GEOSCIENCE DATA VISUALISATION IN 3D – AN APPLICATION AT A CONTAMINATED LAND SITE

Forecasting the spatial characteristics of contaminants in the sub-surface is an essential prerequisite in planning and designing a method for remediation. The distribution of these contaminants in the sub-surface is often largely controlled by the type and architecture of the geology. Understanding the relationships between the geology and contaminants can be used to optimise further site investigation and plan remediation strategies. Here we present a method to visualise geology and contaminant distribution in 3D.

The study was undertaken at the Source Area BioREmediation (SABRE) research site in the UK, which is the focus of a major four-year international research programme investigating the in-situ enhance bioremediation of a dense non-aqueous phase liquid (DNAPL) chlorinated solvent source zone. The site is characterised by a shallow superficial sand and gravel aquifer underlain by a low permeability mudstone. A trichloroethene (TCE) source zone, associated with a former manufacturing facility, is distributed across much of the research site. The principal objectives of this phase of the study were to identify the geology, and lithological variability, across the site; and to delineate the contaminant source distribution.
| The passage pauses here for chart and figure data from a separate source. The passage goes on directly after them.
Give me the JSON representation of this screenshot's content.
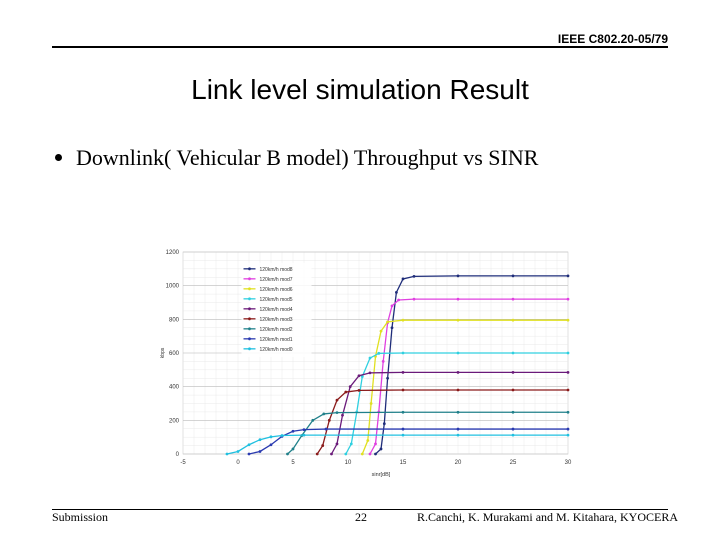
{
  "header": {
    "doc_id": "IEEE C802.20-05/79"
  },
  "slide": {
    "title": "Link level simulation Result",
    "bullet": "Downlink( Vehicular B model) Throughput vs SINR"
  },
  "footer": {
    "left": "Submission",
    "page_number": "22",
    "right": "R.Canchi, K. Murakami and M. Kitahara, KYOCERA"
  },
  "chart_data": {
    "type": "line",
    "title": "",
    "xlabel": "sinr[dB]",
    "ylabel": "kbps",
    "xlim": [
      -5,
      30
    ],
    "ylim": [
      0,
      1200
    ],
    "x_ticks": [
      "-5",
      "0",
      "5",
      "10",
      "15",
      "20",
      "25",
      "30"
    ],
    "y_ticks": [
      "0",
      "200",
      "400",
      "600",
      "800",
      "1000",
      "1200"
    ],
    "grid": true,
    "legend_position": "top-left",
    "series": [
      {
        "name": "120km/h mod8",
        "color": "#1f2d7a",
        "points": [
          [
            12.5,
            0
          ],
          [
            13,
            30
          ],
          [
            13.3,
            180
          ],
          [
            13.6,
            450
          ],
          [
            14,
            750
          ],
          [
            14.4,
            960
          ],
          [
            15,
            1040
          ],
          [
            16,
            1055
          ],
          [
            20,
            1058
          ],
          [
            25,
            1058
          ],
          [
            30,
            1058
          ]
        ]
      },
      {
        "name": "120km/h mod7",
        "color": "#e040e0",
        "points": [
          [
            12,
            0
          ],
          [
            12.5,
            60
          ],
          [
            12.8,
            250
          ],
          [
            13.2,
            550
          ],
          [
            13.6,
            780
          ],
          [
            14,
            880
          ],
          [
            14.6,
            915
          ],
          [
            16,
            920
          ],
          [
            20,
            920
          ],
          [
            25,
            920
          ],
          [
            30,
            920
          ]
        ]
      },
      {
        "name": "120km/h mod6",
        "color": "#e0e020",
        "points": [
          [
            11.3,
            0
          ],
          [
            11.8,
            80
          ],
          [
            12.1,
            300
          ],
          [
            12.5,
            580
          ],
          [
            13,
            730
          ],
          [
            13.6,
            785
          ],
          [
            15,
            795
          ],
          [
            20,
            795
          ],
          [
            25,
            795
          ],
          [
            30,
            795
          ]
        ]
      },
      {
        "name": "120km/h mod5",
        "color": "#30d0e0",
        "points": [
          [
            9.8,
            0
          ],
          [
            10.3,
            60
          ],
          [
            10.8,
            250
          ],
          [
            11.3,
            460
          ],
          [
            12,
            570
          ],
          [
            12.8,
            598
          ],
          [
            15,
            600
          ],
          [
            20,
            600
          ],
          [
            25,
            600
          ],
          [
            30,
            600
          ]
        ]
      },
      {
        "name": "120km/h mod4",
        "color": "#6a1a7a",
        "points": [
          [
            8.5,
            0
          ],
          [
            9,
            60
          ],
          [
            9.5,
            230
          ],
          [
            10.2,
            400
          ],
          [
            11,
            465
          ],
          [
            12,
            482
          ],
          [
            15,
            485
          ],
          [
            20,
            485
          ],
          [
            25,
            485
          ],
          [
            30,
            485
          ]
        ]
      },
      {
        "name": "120km/h mod3",
        "color": "#8a1a1a",
        "points": [
          [
            7.2,
            0
          ],
          [
            7.7,
            50
          ],
          [
            8.3,
            200
          ],
          [
            9,
            320
          ],
          [
            9.8,
            368
          ],
          [
            11,
            378
          ],
          [
            15,
            380
          ],
          [
            20,
            380
          ],
          [
            25,
            380
          ],
          [
            30,
            380
          ]
        ]
      },
      {
        "name": "120km/h mod2",
        "color": "#20808a",
        "points": [
          [
            4.5,
            0
          ],
          [
            5,
            30
          ],
          [
            5.8,
            110
          ],
          [
            6.8,
            200
          ],
          [
            7.8,
            238
          ],
          [
            9,
            246
          ],
          [
            15,
            248
          ],
          [
            20,
            248
          ],
          [
            25,
            248
          ],
          [
            30,
            248
          ]
        ]
      },
      {
        "name": "120km/h mod1",
        "color": "#2a3ab0",
        "points": [
          [
            1,
            0
          ],
          [
            2,
            15
          ],
          [
            3,
            55
          ],
          [
            4,
            105
          ],
          [
            5,
            135
          ],
          [
            6,
            145
          ],
          [
            8,
            148
          ],
          [
            15,
            148
          ],
          [
            20,
            148
          ],
          [
            25,
            148
          ],
          [
            30,
            148
          ]
        ]
      },
      {
        "name": "120km/h mod0",
        "color": "#20c0e0",
        "points": [
          [
            -1,
            0
          ],
          [
            0,
            15
          ],
          [
            1,
            55
          ],
          [
            2,
            85
          ],
          [
            3,
            102
          ],
          [
            4,
            110
          ],
          [
            6,
            112
          ],
          [
            15,
            112
          ],
          [
            20,
            112
          ],
          [
            25,
            112
          ],
          [
            30,
            112
          ]
        ]
      }
    ]
  }
}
The GSI3D (Geological Surveying and Investigation in 3 Dimensions; © INSIGHT Geologische Softwaresysteme GmbH) modelling package was used to reconstruct and visualise the site geology and integrate contaminant data on a point basis. The result of the study revealed a complex geological setting with the distribution of DNAPL largely controlled by the architecture of the contact between the gravels sequence and the underlying mudstones. The contaminant distribution was also controlled by subtle changes in grain size and permeability within litho-stratigraphic units. Uncertainty analysis of the 3D geological model gave a measure of our confidence in the model and identified where further site investigation was required to reduce uncertainty.

The method used for detailed 3D reconstruction and visualisation of the site data is presented and a method to assess the uncertainty of 3D geological models described. Recommendations for future applications and developments are also discussed.